梨心候在老爺身側。
東宮內現下的血腥氣很重,說是在他們進門前剛剛逮到一位偷偷潛入,想要刺殺太子的刺客,被侍衛當場砍死。
地上的血汙甚至都還沒處理幹淨。
於是她心裏一直感到不安,但上官宗卻滿臉笑容,給太子恭恭敬敬行上一禮,“殿下,下官雨日打擾,請勿見怪。”
季堯抬抬手,示意上官宗起身落座,和善地說:“上官尚書哪裏的話,您能來,有期心裏實則十分雀躍,隻是政務繁忙,一時未能接見,望尚書多擔待。”
“不敢不敢。”上官宗坐了又立起,顯得有些惶恐,“臣此次前來,是為了臣的小女。”
提到上官蘋,季堯把手中的奏章擱在桌案,詢道:“為了小蘋?”
上官宗躬下身,鄭重地拜了拜,語氣沉穩:“我聽聞小女在京時與太子多有矛盾,望太子念她年紀尚幼,且心性不壞,請殿下勿同她計較。”
“我就是想與她計較,她也不在京。”季堯忽然笑了,“尚書不會就是為此而來?”
上官宗擺首,道:“還有一事。”他掀袍而跪,鄭重的說:“臣願為太子效犬馬之勞。”
季堯眼波,唇角揚起一道弧,“哦?”
……
關於方穗穗的傳言,並非是隻他們所知曉的那些,他們遺漏了最為重要的一條。
譬如在師玉河說出的時候,他們才幡然醒悟。原來他的殺機在此——
“般光總管,你到底,與穗穗……有沒有過!”師玉河一對美目盯住般光,十分迫切地問道。

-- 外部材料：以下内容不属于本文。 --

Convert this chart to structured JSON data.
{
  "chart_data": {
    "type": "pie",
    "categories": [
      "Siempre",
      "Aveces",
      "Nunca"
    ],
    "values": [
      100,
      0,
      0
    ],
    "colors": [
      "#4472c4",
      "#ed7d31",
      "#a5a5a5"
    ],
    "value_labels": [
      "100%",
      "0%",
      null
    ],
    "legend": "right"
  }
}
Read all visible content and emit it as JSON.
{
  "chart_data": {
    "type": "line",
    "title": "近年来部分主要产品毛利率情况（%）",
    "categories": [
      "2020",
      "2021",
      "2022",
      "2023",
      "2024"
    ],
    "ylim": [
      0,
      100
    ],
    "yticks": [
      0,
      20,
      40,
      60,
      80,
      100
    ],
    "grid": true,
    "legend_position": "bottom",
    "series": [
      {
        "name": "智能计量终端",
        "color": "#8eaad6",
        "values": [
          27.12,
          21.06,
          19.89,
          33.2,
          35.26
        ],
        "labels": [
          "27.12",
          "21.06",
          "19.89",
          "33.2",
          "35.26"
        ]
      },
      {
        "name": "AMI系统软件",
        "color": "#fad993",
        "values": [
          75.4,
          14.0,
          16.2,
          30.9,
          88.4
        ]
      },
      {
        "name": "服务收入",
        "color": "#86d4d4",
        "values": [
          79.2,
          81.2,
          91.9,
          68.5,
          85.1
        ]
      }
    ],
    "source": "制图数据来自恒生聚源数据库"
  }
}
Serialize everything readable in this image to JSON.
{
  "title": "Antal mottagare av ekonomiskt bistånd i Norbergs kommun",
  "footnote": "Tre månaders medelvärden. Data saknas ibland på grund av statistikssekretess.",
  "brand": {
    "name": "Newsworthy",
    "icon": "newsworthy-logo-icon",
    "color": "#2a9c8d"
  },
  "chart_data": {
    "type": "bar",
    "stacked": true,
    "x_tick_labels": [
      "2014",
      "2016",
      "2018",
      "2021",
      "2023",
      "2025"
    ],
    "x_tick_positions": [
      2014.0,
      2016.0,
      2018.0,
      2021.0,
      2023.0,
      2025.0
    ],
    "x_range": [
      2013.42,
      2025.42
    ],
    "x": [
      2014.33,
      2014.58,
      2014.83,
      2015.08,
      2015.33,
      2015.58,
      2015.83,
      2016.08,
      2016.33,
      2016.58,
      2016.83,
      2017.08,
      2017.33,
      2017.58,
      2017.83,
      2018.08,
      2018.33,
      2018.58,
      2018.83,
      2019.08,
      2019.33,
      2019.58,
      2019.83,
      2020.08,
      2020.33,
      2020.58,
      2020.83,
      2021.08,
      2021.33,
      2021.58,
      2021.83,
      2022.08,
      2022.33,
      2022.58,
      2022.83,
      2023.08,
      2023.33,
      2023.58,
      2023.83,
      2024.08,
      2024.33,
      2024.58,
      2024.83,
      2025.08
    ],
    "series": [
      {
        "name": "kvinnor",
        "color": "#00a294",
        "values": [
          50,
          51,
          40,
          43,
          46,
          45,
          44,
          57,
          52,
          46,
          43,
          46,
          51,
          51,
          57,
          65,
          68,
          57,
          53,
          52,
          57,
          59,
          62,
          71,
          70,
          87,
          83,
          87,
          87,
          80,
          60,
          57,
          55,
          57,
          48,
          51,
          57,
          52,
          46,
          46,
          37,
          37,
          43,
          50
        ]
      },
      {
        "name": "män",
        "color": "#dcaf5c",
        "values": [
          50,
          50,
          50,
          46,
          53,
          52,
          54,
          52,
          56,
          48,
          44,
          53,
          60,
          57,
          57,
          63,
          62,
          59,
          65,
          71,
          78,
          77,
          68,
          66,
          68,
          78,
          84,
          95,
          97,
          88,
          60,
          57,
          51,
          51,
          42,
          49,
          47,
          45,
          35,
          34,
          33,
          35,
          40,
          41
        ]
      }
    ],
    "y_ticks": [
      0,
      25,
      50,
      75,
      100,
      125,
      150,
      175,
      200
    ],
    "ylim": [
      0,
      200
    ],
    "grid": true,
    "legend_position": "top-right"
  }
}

般光皺起眉頭,拂袖怒視,連話語都染上幾分憤怒,“我當然沒有!!”
肖西豐先是不屑的看了看他,然後垂下頭不知道怎麽了,身體開始忽然顫抖起來。
唐負拽住肖西豐的手,在他的手心果然有小刀的劃痕,因為傷口不深,血如今已經止住了,凝成一道血痕。